Ability to induce a magnetic moment by stressing a material

Piezomagnetism is a phenomenon observed in some antiferromagnetic and ferrimagnetic crystals. It is characterized by a linear coupling between the system's magnetic polarization and mechanical strain. In a piezomagnetic material, one may induce a spontaneous magnetic moment by applying mechanical stress, or a physical deformation by applying a magnetic field.

Piezomagnetism differs from the related property of magnetostriction; if an applied magnetic field is reversed in direction, the strain produced changes signs. Additionally, a non-zero piezomagnetic moment can be produced by mechanical strain alone, at zero fields, which is not true of magnetostriction. According to the Institute of Electrical and Electronics Engineers (IEEE): "Piezomagnetism is the linear magneto-mechanical effect analogous to the linear electromechanical effect of piezoelectricity. Similarly, magnetostriction and electrostriction are analogous second-order effects. These higher-order effects can be represented as effectively first-order when variations in the system parameters are small compared with the initial values of the parameters".
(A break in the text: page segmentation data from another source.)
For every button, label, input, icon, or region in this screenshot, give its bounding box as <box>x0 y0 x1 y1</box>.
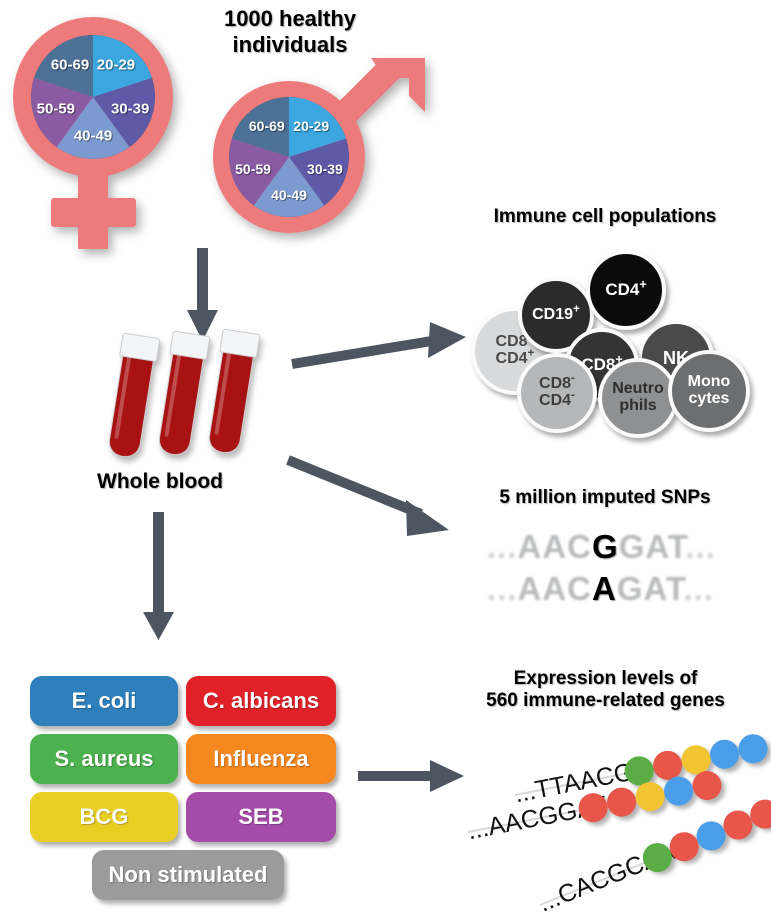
cell-monocytes: Mono cytes <box>668 350 750 432</box>
stimulus-bcg[interactable]: BCG <box>30 792 178 842</box>
tube-body <box>157 345 206 458</box>
section-title-immune: Immune cell populations <box>440 206 770 228</box>
age-pie-female: 20-2930-3940-4950-5960-69 <box>31 35 155 159</box>
stimulus-label: Non stimulated <box>109 862 268 888</box>
snp-suffix: ... <box>685 528 716 565</box>
stimulus-c-albicans[interactable]: C. albicans <box>186 676 336 726</box>
male-symbol: 20-2930-3940-4950-5960-69 <box>208 48 428 248</box>
pie-label-20-29: 20-29 <box>97 57 135 74</box>
section-title-expression: Expression levels of560 immune-related g… <box>440 668 771 713</box>
cell-cd8neg-cd4neg-line2: CD4- <box>539 392 575 409</box>
arrow-blood-to-snps <box>286 452 466 542</box>
cell-monocytes-line1: Mono <box>688 373 731 390</box>
stimulus-s-aureus[interactable]: S. aureus <box>30 734 178 784</box>
stimulus-label: SEB <box>238 804 283 830</box>
cell-neutrophils-line2: phils <box>619 397 656 414</box>
figure-canvas: 1000 healthyindividuals 20-2930-3940-495… <box>0 0 771 922</box>
snp-right: GAT <box>617 570 684 607</box>
cell-neutrophils: Neutro phils <box>598 358 678 438</box>
pie-label-40-49: 40-49 <box>271 187 307 203</box>
cell-cd8neg-cd4neg: CD8- CD4- <box>517 353 597 433</box>
pie-label-30-39: 30-39 <box>111 101 149 118</box>
snp-prefix: ... <box>487 528 518 565</box>
arrow-blood-to-stimuli <box>140 512 180 642</box>
female-symbol: 20-2930-3940-4950-5960-69 <box>8 12 188 252</box>
stimulus-influenza[interactable]: Influenza <box>186 734 336 784</box>
pie-label-50-59: 50-59 <box>37 101 75 118</box>
stimulus-label: S. aureus <box>54 746 153 772</box>
snp-prefix: ... <box>487 570 518 607</box>
stimulus-label: C. albicans <box>203 688 319 714</box>
tube-body <box>107 347 156 460</box>
pie-label-50-59: 50-59 <box>235 161 271 177</box>
arrow-blood-to-immune <box>290 318 470 378</box>
snp-left: AAC <box>518 570 593 607</box>
cell-monocytes-line2: cytes <box>689 390 730 407</box>
stimulus-seb[interactable]: SEB <box>186 792 336 842</box>
female-symbol-crossbar <box>51 198 136 227</box>
gene-bead <box>605 785 639 819</box>
blood-tube <box>206 329 259 459</box>
gene-bead <box>736 732 770 766</box>
stimulus-label: Influenza <box>213 746 308 772</box>
blood-tube <box>106 333 159 463</box>
blood-tube <box>156 331 209 461</box>
stimulus-label: BCG <box>80 804 129 830</box>
blood-tubes <box>100 330 270 470</box>
snp-suffix: ... <box>683 570 714 607</box>
age-pie-male: 20-2930-3940-4950-5960-69 <box>229 97 349 217</box>
cell-neutrophils-line1: Neutro <box>612 380 664 397</box>
stimulus-label: E. coli <box>72 688 137 714</box>
snp-sequence-row: ...AACGGAT... <box>487 528 716 566</box>
snp-variant: G <box>592 528 619 565</box>
pie-label-30-39: 30-39 <box>307 161 343 177</box>
cell-cd8neg-cd4neg-line1: CD8- <box>539 375 575 392</box>
pie-label-20-29: 20-29 <box>293 118 329 134</box>
pie-label-60-69: 60-69 <box>51 57 89 74</box>
label-whole-blood: Whole blood <box>60 470 260 494</box>
stimuli-panel: E. coli C. albicans S. aureus Influenza … <box>30 676 350 896</box>
gene-bead <box>662 774 696 808</box>
snp-variant: A <box>592 570 617 607</box>
stimulus-non-stimulated[interactable]: Non stimulated <box>92 850 284 900</box>
arrow-stimuli-to-expression <box>358 752 468 800</box>
pie-label-40-49: 40-49 <box>74 128 112 145</box>
title-individuals-line1: 1000 healthy <box>224 6 356 31</box>
cell-cd4pos: CD4+ <box>586 250 666 330</box>
stimulus-e-coli[interactable]: E. coli <box>30 676 178 726</box>
snp-right: GAT <box>619 528 686 565</box>
immune-cell-cluster: CD8+ CD4+ CD19+ NK CD4+ CD8+ CD8- CD4- <box>455 240 771 420</box>
pie-label-60-69: 60-69 <box>249 118 285 134</box>
snp-left: AAC <box>518 528 593 565</box>
section-title-snps: 5 million imputed SNPs <box>440 487 770 509</box>
gene-bead <box>633 780 667 814</box>
snp-sequence-row: ...AACAGAT... <box>487 570 714 608</box>
title-expression-line1: Expression levels of <box>514 668 698 689</box>
title-expression-line2: 560 immune-related genes <box>486 690 725 711</box>
tube-body <box>207 343 256 456</box>
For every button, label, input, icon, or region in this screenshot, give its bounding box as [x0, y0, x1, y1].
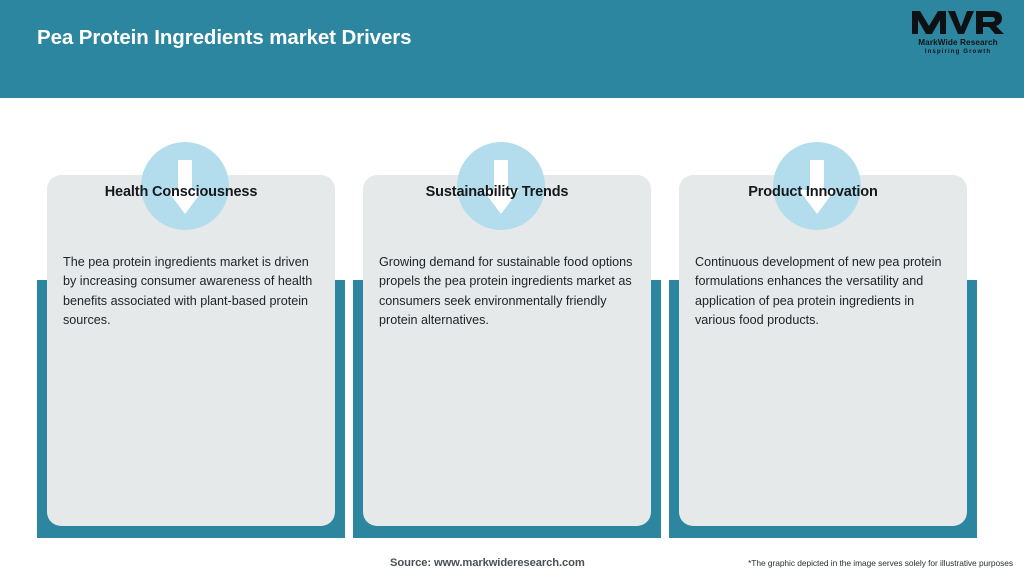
card-body: The pea protein ingredients market is dr…	[63, 253, 321, 331]
card-title: Health Consciousness	[51, 184, 311, 200]
disclaimer-label: *The graphic depicted in the image serve…	[748, 558, 1013, 568]
logo-company-name: MarkWide Research	[906, 38, 1010, 48]
driver-card-1: Health Consciousness The pea protein ing…	[37, 98, 345, 538]
card-title: Product Innovation	[683, 184, 943, 200]
card-title: Sustainability Trends	[367, 184, 627, 200]
logo-tagline: Inspiring Growth	[906, 48, 1010, 56]
mwr-logo-icon	[906, 7, 1010, 37]
card-body: Growing demand for sustainable food opti…	[379, 253, 637, 331]
drivers-card-group: Health Consciousness The pea protein ing…	[0, 98, 1024, 538]
card-body: Continuous development of new pea protei…	[695, 253, 953, 331]
source-label: Source: www.markwideresearch.com	[390, 557, 585, 569]
header-band: Pea Protein Ingredients market Drivers M…	[0, 0, 1024, 98]
driver-card-3: Product Innovation Continuous developmen…	[669, 98, 977, 538]
page-title: Pea Protein Ingredients market Drivers	[37, 26, 411, 50]
driver-card-2: Sustainability Trends Growing demand for…	[353, 98, 661, 538]
brand-logo: MarkWide Research Inspiring Growth	[906, 7, 1010, 59]
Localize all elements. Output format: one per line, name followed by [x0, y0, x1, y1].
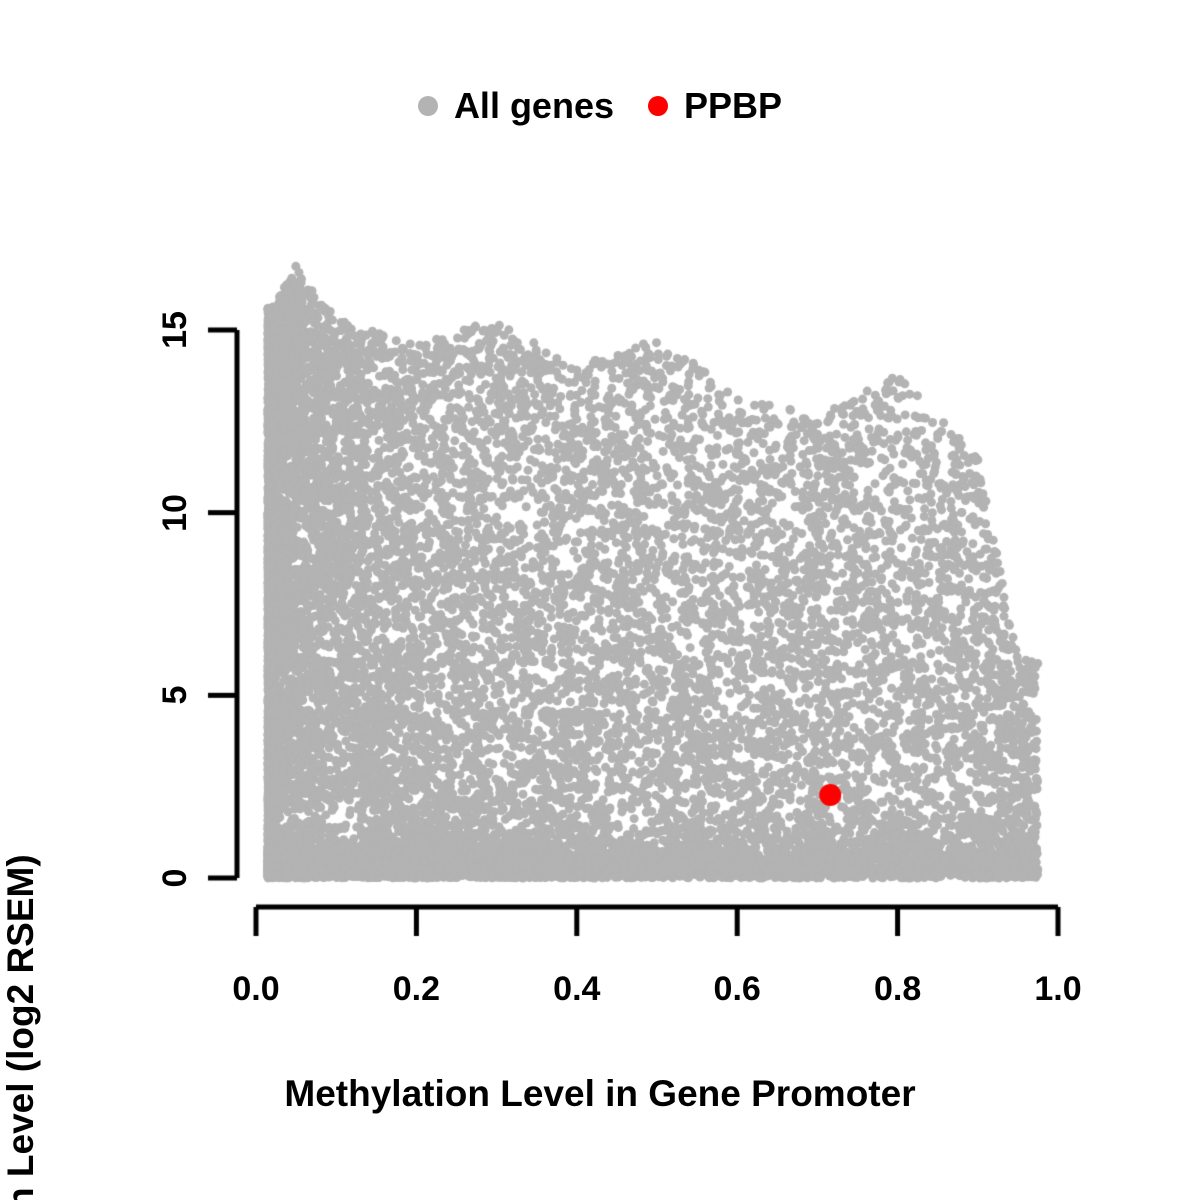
- x-tick-label-1: 0.2: [393, 972, 440, 1006]
- scatter-plot-figure: All genes PPBP Gene Expression Level (lo…: [0, 0, 1200, 1200]
- y-tick-label-2: 10: [158, 494, 192, 532]
- x-tick-label-0: 0.0: [232, 972, 279, 1006]
- x-tick-label-4: 0.8: [874, 972, 921, 1006]
- plot-canvas: [0, 0, 1200, 1200]
- y-tick-label-0: 0: [158, 869, 192, 888]
- y-tick-label-3: 15: [158, 311, 192, 349]
- x-tick-label-2: 0.4: [553, 972, 600, 1006]
- x-tick-label-5: 1.0: [1034, 972, 1081, 1006]
- x-axis-title: Methylation Level in Gene Promoter: [0, 1073, 1200, 1115]
- y-tick-label-1: 5: [158, 686, 192, 705]
- x-tick-label-3: 0.6: [714, 972, 761, 1006]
The piezomagnetic effect is made possible by an absence of certain symmetry elements in a crystal structure; specifically, symmetry under time reversal forbids the property.

The first experimental observation of piezomagnetism was made in 1960, in the fluorides of cobalt and manganese.

The strongest piezomagnet known is uranium dioxide, with magnetoelastic memory switching at magnetic fields near 180,000 Oe at temperatures below 30 kelvins.